Chickens play a vital role in most Ethiopian villages, says Nigussie, a researcher at the Ethiopian Institute of Agricultural Research. They are often the only source of income for village women. 'If we can raise chicken production, we will improve the life of the local citizens'.
Free range
The government of Ethiopia has tried to raise production by importing highly productive chicken breeds from abroad, but without success. The modern breeds could not adapt to the local environment and died from diseases or predators such as cats and foxes. 'The chickens live in a free range system. They have to scratch out a living.'
The local breeds in the villages are used to the local situation. Therefore, efforts to increase production should be based on this production environment and the preferences of the villagers, says Nigussie, who holds a PhD position in Wageningen. He talked to small-scale chicken farmers in many districts in Ethiopia. The preferences of village poultry producers are discussed in the last issue of Tropical Animal Health and Production.

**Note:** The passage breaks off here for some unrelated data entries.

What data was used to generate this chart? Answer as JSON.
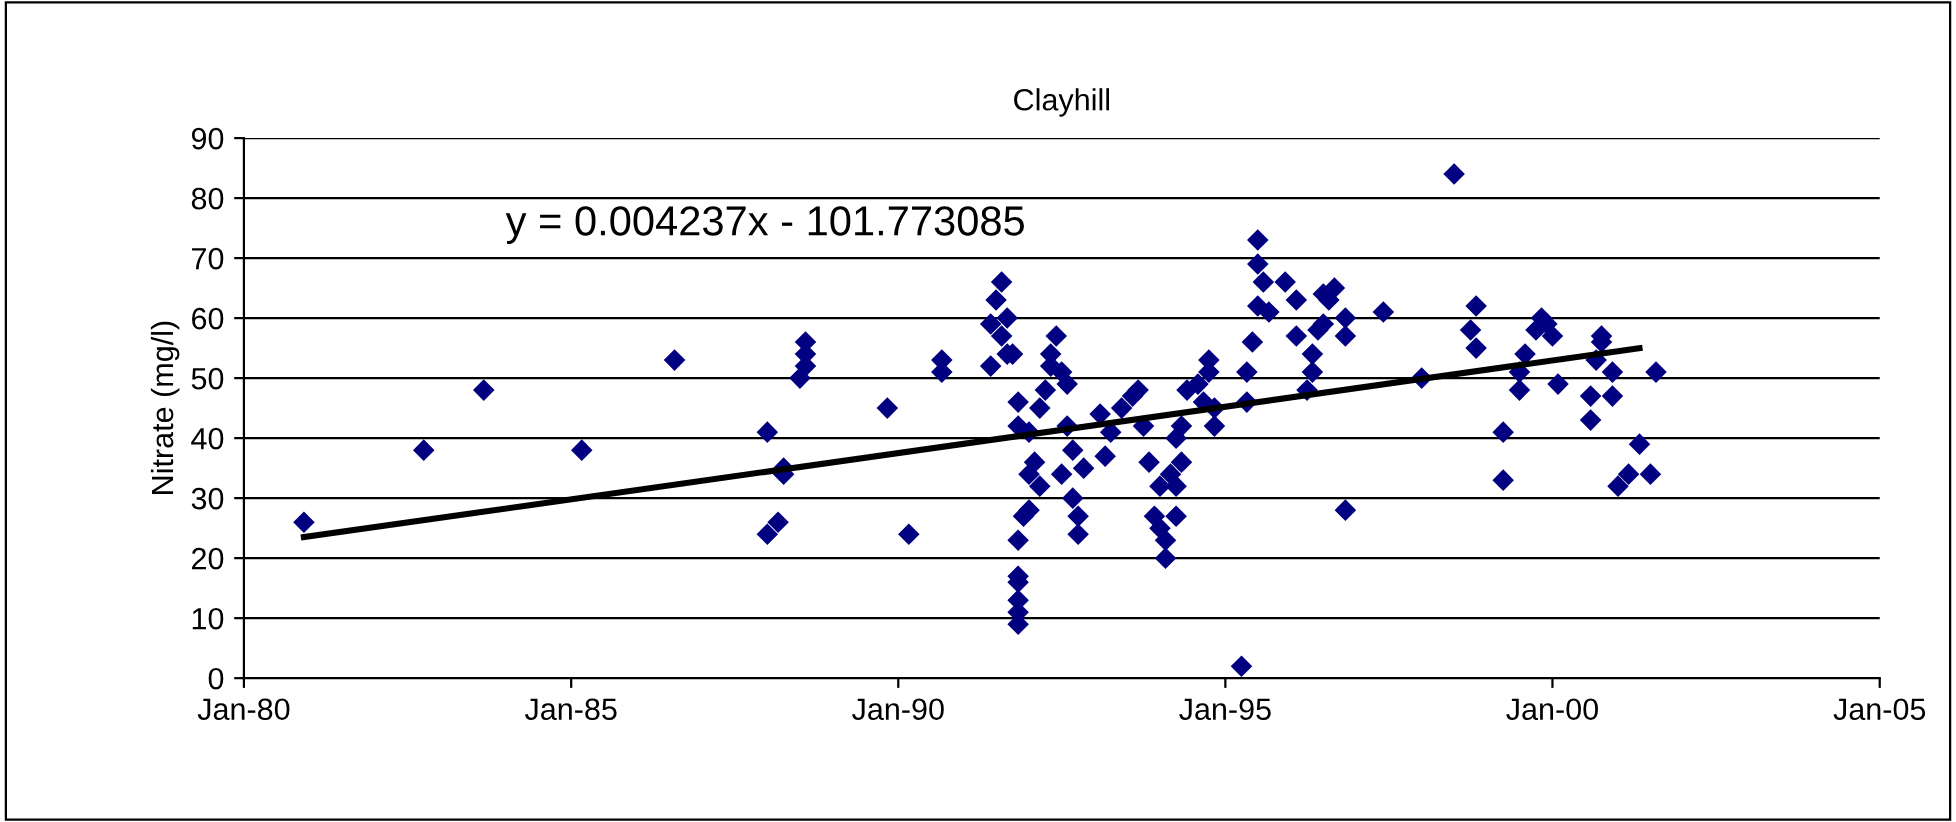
{
  "chart_data": {
    "type": "scatter",
    "title": "Clayhill",
    "ylabel": "Nitrate (mg/l)",
    "annotations": [
      "y = 0.004237x - 101.773085"
    ],
    "xlim": [
      "1980-01",
      "2005-01"
    ],
    "ylim": [
      0,
      90
    ],
    "xticks": [
      {
        "value": "1980-01",
        "label": "Jan-80"
      },
      {
        "value": "1985-01",
        "label": "Jan-85"
      },
      {
        "value": "1990-01",
        "label": "Jan-90"
      },
      {
        "value": "1995-01",
        "label": "Jan-95"
      },
      {
        "value": "2000-01",
        "label": "Jan-00"
      },
      {
        "value": "2005-01",
        "label": "Jan-05"
      }
    ],
    "yticks": [
      0,
      10,
      20,
      30,
      40,
      50,
      60,
      70,
      80,
      90
    ],
    "grid": "y",
    "legend": false,
    "series": [
      {
        "color": "#000080",
        "marker": "diamond",
        "x": [
          "1980-12",
          "1982-10",
          "1983-09",
          "1985-03",
          "1986-08",
          "1988-01",
          "1988-01",
          "1988-03",
          "1988-04",
          "1988-04",
          "1988-07",
          "1988-08",
          "1988-08",
          "1988-08",
          "1989-11",
          "1990-03",
          "1990-09",
          "1990-09",
          "1991-08",
          "1991-07",
          "1991-06",
          "1991-09",
          "1991-08",
          "1991-10",
          "1991-06",
          "1991-09",
          "1991-11",
          "1991-11",
          "1991-11",
          "1991-11",
          "1991-11",
          "1991-11",
          "1991-11",
          "1991-12",
          "1991-11",
          "1992-01",
          "1992-01",
          "1992-02",
          "1992-03",
          "1992-01",
          "1992-04",
          "1992-03",
          "1992-06",
          "1992-05",
          "1992-07",
          "1992-05",
          "1992-08",
          "1992-08",
          "1992-07",
          "1992-09",
          "1992-10",
          "1992-10",
          "1992-09",
          "1992-11",
          "1993-02",
          "1993-04",
          "1993-06",
          "1993-03",
          "1993-08",
          "1993-09",
          "1993-10",
          "1993-11",
          "1994-01",
          "1993-12",
          "1994-02",
          "1994-02",
          "1994-01",
          "1994-03",
          "1994-04",
          "1994-05",
          "1994-04",
          "1994-04",
          "1994-05",
          "1994-06",
          "1994-08",
          "1994-10",
          "1994-10",
          "1994-11",
          "1994-11",
          "1994-09",
          "1995-04",
          "1995-05",
          "1995-06",
          "1995-05",
          "1995-07",
          "1995-07",
          "1995-08",
          "1995-07",
          "1995-09",
          "1995-12",
          "1996-02",
          "1996-02",
          "1996-05",
          "1996-05",
          "1996-04",
          "1996-07",
          "1996-07",
          "1996-09",
          "1996-08",
          "1996-11",
          "1996-11",
          "1996-06",
          "1996-11",
          "1997-06",
          "1998-01",
          "1998-07",
          "1998-11",
          "1998-10",
          "1998-11",
          "1999-04",
          "1999-04",
          "1999-07",
          "1999-07",
          "1999-08",
          "1999-10",
          "1999-11",
          "1999-12",
          "2000-01",
          "2000-02",
          "2000-10",
          "2000-10",
          "2000-09",
          "2000-08",
          "2000-08",
          "2000-12",
          "2000-12",
          "2001-05",
          "2001-07",
          "2001-01",
          "2001-03",
          "2001-08"
        ],
        "values": [
          26,
          38,
          48,
          38,
          53,
          41,
          24,
          26,
          35,
          34,
          50,
          52,
          54,
          56,
          45,
          24,
          53,
          51,
          66,
          63,
          59,
          60,
          57,
          54,
          52,
          54,
          46,
          42,
          17,
          16,
          13,
          11,
          9,
          27,
          23,
          28,
          41,
          36,
          32,
          34,
          48,
          45,
          57,
          54,
          51,
          52,
          49,
          42,
          34,
          30,
          27,
          24,
          38,
          35,
          44,
          41,
          45,
          37,
          47,
          48,
          42,
          36,
          32,
          27,
          23,
          20,
          25,
          34,
          40,
          36,
          32,
          27,
          42,
          48,
          49,
          53,
          51,
          45,
          42,
          46,
          2,
          51,
          56,
          46,
          73,
          69,
          66,
          62,
          61,
          66,
          63,
          57,
          54,
          51,
          48,
          59,
          64,
          65,
          63,
          60,
          57,
          58,
          28,
          61,
          50,
          84,
          62,
          58,
          55,
          41,
          33,
          48,
          51,
          54,
          58,
          60,
          59,
          57,
          49,
          57,
          56,
          53,
          47,
          43,
          51,
          47,
          39,
          34,
          32,
          34,
          51
        ]
      },
      {
        "type": "line",
        "color": "#000000",
        "line_style": "solid",
        "marker": "none",
        "x": [
          "1980-12",
          "2001-05"
        ],
        "values": [
          23.5,
          55
        ]
      }
    ]
  }
}
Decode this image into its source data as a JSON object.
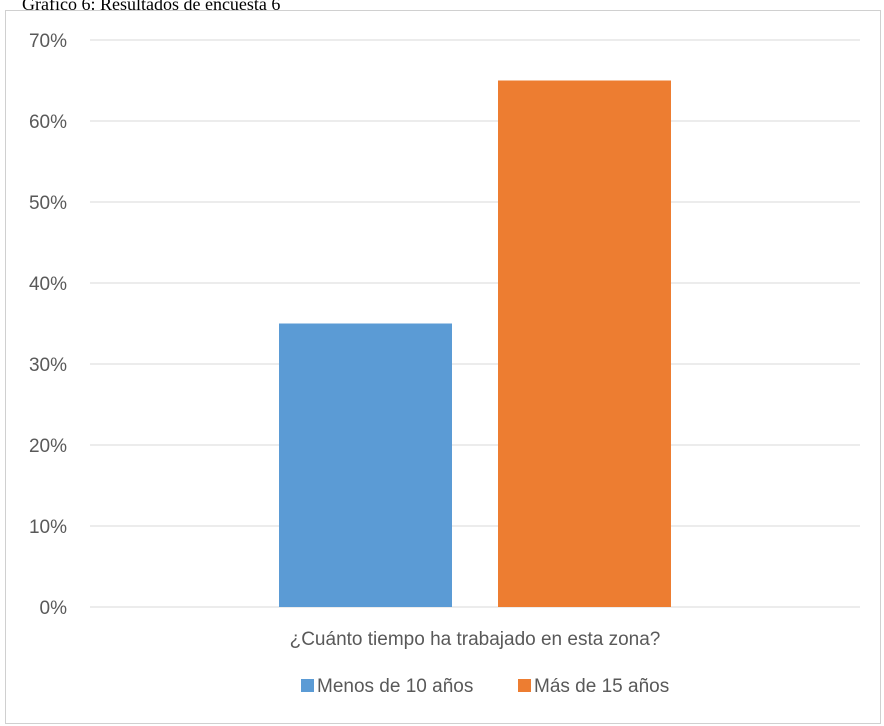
{
  "caption": "Gráfico 6: Resultados de encuesta 6",
  "chart_data": {
    "type": "bar",
    "title": "",
    "xlabel": "",
    "ylabel": "",
    "categories": [
      "¿Cuánto tiempo ha trabajado en esta zona?"
    ],
    "series": [
      {
        "name": "Menos de 10 años",
        "values": [
          35
        ],
        "color": "#5B9BD5"
      },
      {
        "name": "Más de 15 años",
        "values": [
          65
        ],
        "color": "#ED7D31"
      }
    ],
    "ylim": [
      0,
      70
    ],
    "yticks": [
      0,
      10,
      20,
      30,
      40,
      50,
      60,
      70
    ],
    "ytick_labels": [
      "0%",
      "10%",
      "20%",
      "30%",
      "40%",
      "50%",
      "60%",
      "70%"
    ],
    "grid": true,
    "legend_position": "bottom"
  }
}
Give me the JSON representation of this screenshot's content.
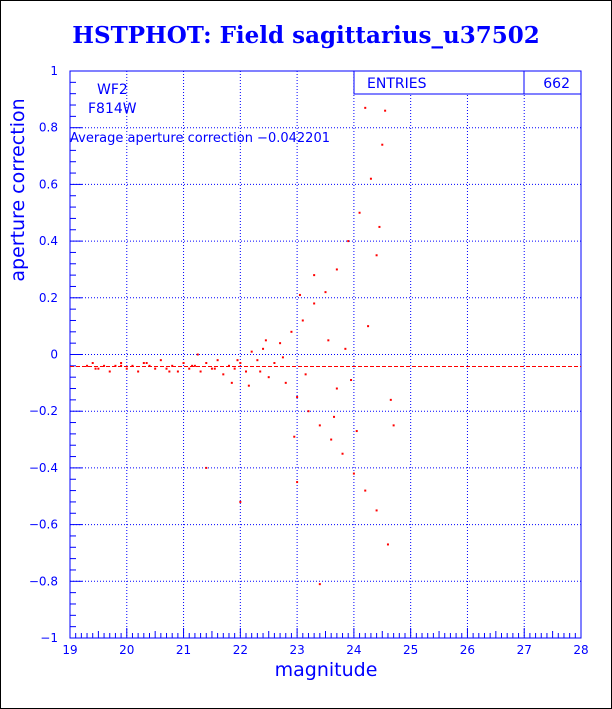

'The villagers don't want specialized breeds', says Nigussie. 'They want chickens which can provide both meat and eggs.' The villagers in the north of Ethiopia prefer white chicken, while poultry producers in other parts of the country prefer red or brown ones. There are many local chicken varieties in the villages. 'We cannot classify them as a particular breed, so we have to bring them together and make a breed out of them.'
DNA analysis
Nigussie has carried out genetic analysis at his institute to discern the diversity and determine the genetic parameters for selecting chickens based on meat and egg production. In particular, he is establishing the genetic links among these traits. The breeding and selection programme at his institute will last another five years. A new programme will start this year to bring this breeding process to the farmers in de villages. 'We want to give the villagers a breed that produces more meat and eggs and which fits in with their production environment', says Nigussie. 'My PhD research will become a benchmark of the present situation, and show how to go from here to improve local chicken productivity.' 
Nigussie is head of the chicken research group of the Institute in Debre Zeit in Ethiopia. His chicken research team consists of two veterinarians, one physiologist, two nutritionists and two animal production scientists. His PhD study is financed by a research development fund from NWO-Wotro in the Netherlands. He will complete his study in September.